If Palm Sunday were only known as Passion Sunday, newcomers to Christianity might be confused as to whom that passion applies. The readings for this Sunday’s mass are filled with passion—mostly fear—on all sides. By this point in our Lenten journey, the people Jesus touched are passionate about his promise of salvation from earthly oppression. But his oppressors in Jerusalem are equally touched by fear—of the source of his followers’ freedom. As Jesus makes his humble yet triumphant entrance into Jerusalem, neither of those sides could hide their passion. (Mt 21:1-11).

The crowds preceding him and those following kept crying out and saying: “Hosanna to the Son of David; blessed is the he who comes in the name of the Lord; hosanna in the highest.” And when he entered Jerusalem the whole city was shaken and asked, “Who is this?” And the crowds replied, “This is Jesus the prophet, from Nazareth in Galilee.”

As Paul tells the Philippians in our second reading (Phil 2:6-11), not even God the Father could hide His own passion about what Jesus did:

He emptied himself, taking the form of a slave, coming in human likeness; and found human in appearance, he humbled himself, becoming obedient to the point of death, even death on a cross. Because of this, God greatly exalted him.

Matthew’s account of the Passion (Mt 26:14—27:66) is a detailed inventory of fear on all sides. First, at the scene of the Last Supper, we hear about the disciples’ fear of themselves:

And while they were eating, he said, “Amen, I say to you, one of you will betray me.” Deeply distressed at this, they began to say to him one after another, “Surely it is not I, Lord?”

Next, in the Garden of Gethsemane, Jesus feels the first pains of fear from the betrayal of his disciples as they let sleep steal them from their Master when he needs them most:

Then he said to them, “My soul is sorrowful even to death. Remain here and keep watch with me.” He advanced a little and fell prostrate in prayer, saying, “My Father, if it is possible, let this cup pass from me; yet, not as I will, but as you will.” When he returned to his disciples he found them asleep. He said to Peter, “So you could not keep watch with me for one hour?

Next, we see Judas, the betrayer in chief, leading the weapon-wielding representatives of the terrified chief priests and elders to his master. As Jesus bravely confronts their fear, his own disciples let their own fear run away with them:

“Have you come out as against a robber, with swords and clubs to seize me? Day after day I sat teaching in the temple area, yet you did not arrest me. But all this has come to pass that the writings of the prophets may be fulfilled.” Then all the disciples left him and fled.

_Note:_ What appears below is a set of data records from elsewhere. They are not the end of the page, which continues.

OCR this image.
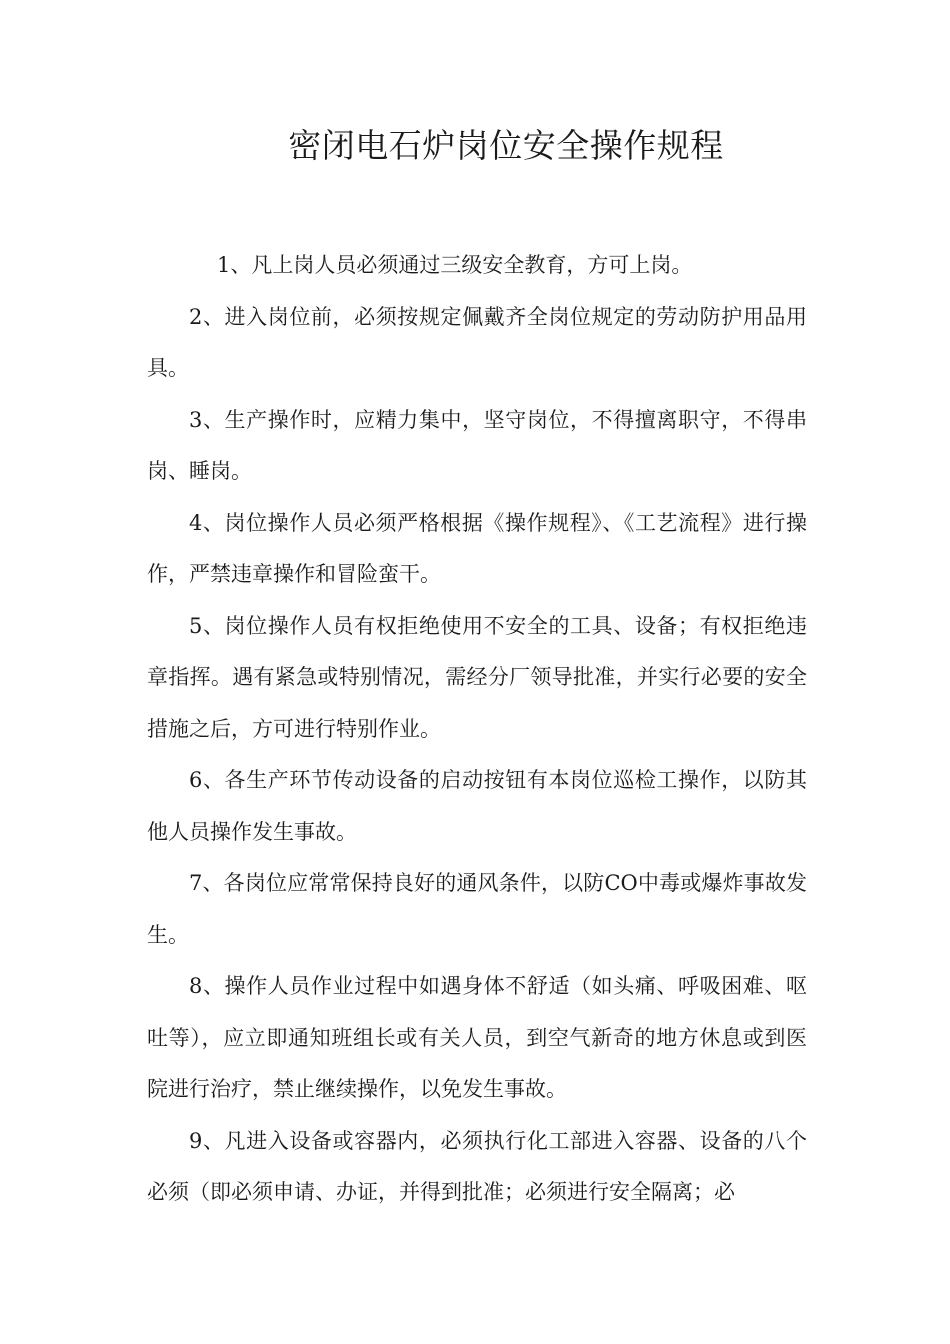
密闭电石炉岗位安全操作规程

1、凡上岗人员必须通过三级安全教育，方可上岗。

2、进入岗位前，必须按规定佩戴齐全岗位规定的劳动防护用品用具。

3、生产操作时，应精力集中，坚守岗位，不得擅离职守，不得串岗、睡岗。

4、岗位操作人员必须严格根据《操作规程》、《工艺流程》进行操作，严禁违章操作和冒险蛮干。

5、岗位操作人员有权拒绝使用不安全的工具、设备；有权拒绝违章指挥。遇有紧急或特别情况，需经分厂领导批准，并实行必要的安全措施之后，方可进行特别作业。

6、各生产环节传动设备的启动按钮有本岗位巡检工操作，以防其他人员操作发生事故。

7、各岗位应常常保持良好的通风条件，以防CO中毒或爆炸事故发生。

8、操作人员作业过程中如遇身体不舒适（如头痛、呼吸困难、呕吐等），应立即通知班组长或有关人员，到空气新奇的地方休息或到医院进行治疗，禁止继续操作，以免发生事故。

9、凡进入设备或容器内，必须执行化工部进入容器、设备的八个必须（即必须申请、办证，并得到批准；必须进行安全隔离；必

Then comes Peter’s fearful triple denial that he knew Jesus, followed by Governor Pilate’s conflicting fears of who his people say Jesus is versus who Jesus refuses to say he is. Pilate’s fear leads him to do the impossible: to forgive himself.

When Pilate saw that he was not succeeding at all, but that a riot was breaking out instead, he took water and washed his hands in the sight of the crowd, saying, “I am innocent of this man’s blood. Look to it yourselves.”

Next we see how the Governor’s soldiers overcame their own fears of losing status—the same way grade school bullies do: by bullying.

Then the soldiers of the governor took Jesus inside the praetorium and gathered the whole cohort around him. They stripped off his clothes and threw a scarlet military cloak about him. Weaving a crown out of thorns, they placed it on his head, and a reed in his right hand. And kneeling before him, they mocked him, saying, “Hail, King of the Jews!”

Finally, with Jesus’ death, God the Father gives all of His rebellious children something to be afraid of:

And behold, the veil of the sanctuary was torn in two from top to bottom. The earth quaked, rocks were split, tombs were opened, and the bodies of many saints who had fallen asleep were raised. … The centurion and the men with him who were keeping watch over Jesus feared greatly when they saw the earthquake and all that was happening, and they said, “Truly, this was the Son of God!”

Fast forward to today, and fear still reigns among non-believers. They mask their fear that God might exist with an erudite term: atheist. They say it is believers who are the fearful ones, calling them immature cowards, fearful of humanity’s ultimate nothingness. As atheism continues dominating modern culture, it’s up to the faithful to demonstrate what true courage is—by showing those clinging to belief in their own agency the true source of sustainable power.